Acoustic Properties av Predictors of Perceptual Responses: a Study of Swedish Voiced Stops

 PERILUS VII, Diana Krull PhD Thesis (19098 Kb)


In speech recognition algorithms and certain theories of speech perception the interpretation of the signal is based on "distance scores" for comparisons of the signal with stored references; in these theories, perception is seen as a product of stimulus and experience. The aim of the present thesis is to evaluate such distance measures by investigating the perceptual confusions of the Swedish voiced stops [b,d,ɖ,g] in systematically varied fragments of vowel-consonant-vowel stimuli providing 25 vowel contexts for each consonant. To what extent can perceptual identifications be accounted for in terms of the acoustic properties of the stimuli? Short stimulus segments following stop release, chosen to elicit perceptual confusions, constituted the main material for this investigation. The resulting confusions were shown to form a regular pattern depending mainly on the acute/grave dimension of the following vowel.

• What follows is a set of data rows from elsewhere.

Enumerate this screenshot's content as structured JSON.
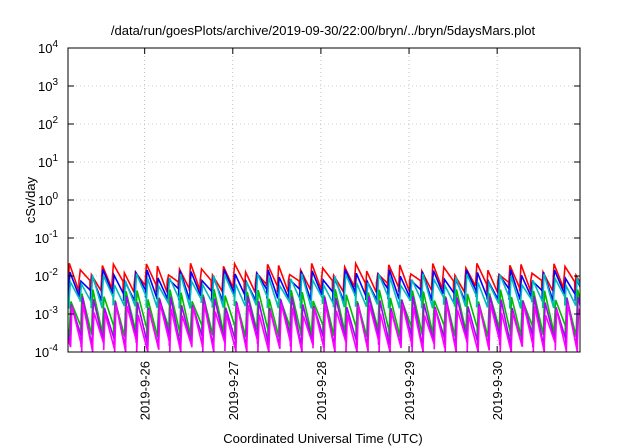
{
  "chart_data": {
    "type": "line",
    "title": "/data/run/goesPlots/archive/2019-09-30/22:00/bryn/../bryn/5daysMars.plot",
    "xlabel": "Coordinated Universal Time (UTC)",
    "ylabel": "cSv/day",
    "yscale": "log",
    "ylim": [
      0.0001,
      10000
    ],
    "xlim_days": [
      25.13,
      30.94
    ],
    "y_ticks": [
      {
        "base": "10",
        "exp": "-4"
      },
      {
        "base": "10",
        "exp": "-3"
      },
      {
        "base": "10",
        "exp": "-2"
      },
      {
        "base": "10",
        "exp": "-1"
      },
      {
        "base": "10",
        "exp": "0"
      },
      {
        "base": "10",
        "exp": "1"
      },
      {
        "base": "10",
        "exp": "2"
      },
      {
        "base": "10",
        "exp": "3"
      },
      {
        "base": "10",
        "exp": "4"
      }
    ],
    "x_ticks": [
      "2019-9-26",
      "2019-9-27",
      "2019-9-28",
      "2019-9-29",
      "2019-9-30"
    ],
    "x_tick_days": [
      26,
      27,
      28,
      29,
      30
    ],
    "grid": true,
    "sawtooth_period_hours": 3,
    "series": [
      {
        "color": "#ff0000",
        "peak": 0.016,
        "trough": 0.0042
      },
      {
        "color": "#0000ff",
        "peak": 0.011,
        "trough": 0.0025
      },
      {
        "color": "#00bbbb",
        "peak": 0.0085,
        "trough": 0.0016
      },
      {
        "color": "#00bb00",
        "peak": 0.0033,
        "trough": 0.00028
      },
      {
        "color": "#aa00ff",
        "peak": 0.0022,
        "trough": 0.00015
      },
      {
        "color": "#ff00ff",
        "peak": 0.0014,
        "trough": 0.0001
      }
    ]
  }
}
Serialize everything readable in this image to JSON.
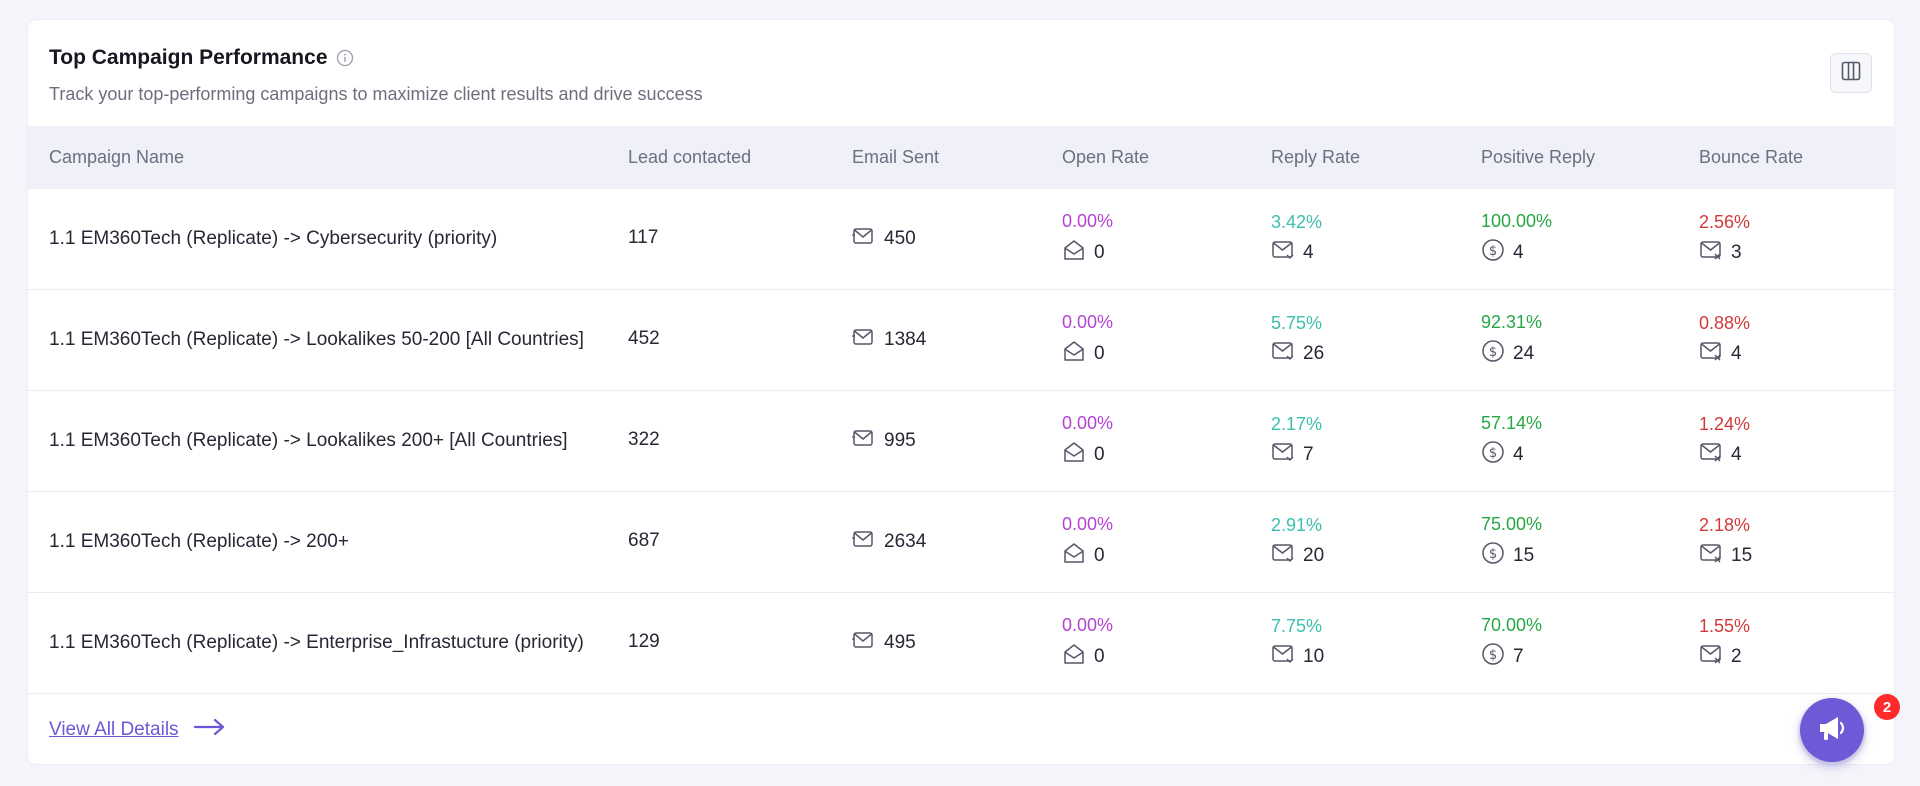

The acoustic distances calculated were based partly on formant frequencies at the consonant-vowel boundary, partly on filter-band spectra. Both models provided distance measures which revealed regular patterns related in their essentials to the confusions. However, the predictive capacity of both models was improved by including the dynamic properties of the stimuli in the distance measures. The highest correlation between predicted and observed percent confusions, r=.85, was obtained with the formant-based model. The asymmetries in the listeners' confusions were also shown to be predictable given acoustic data on the following vowel and were included in the calculations.

An errata list is included in the pdf-file.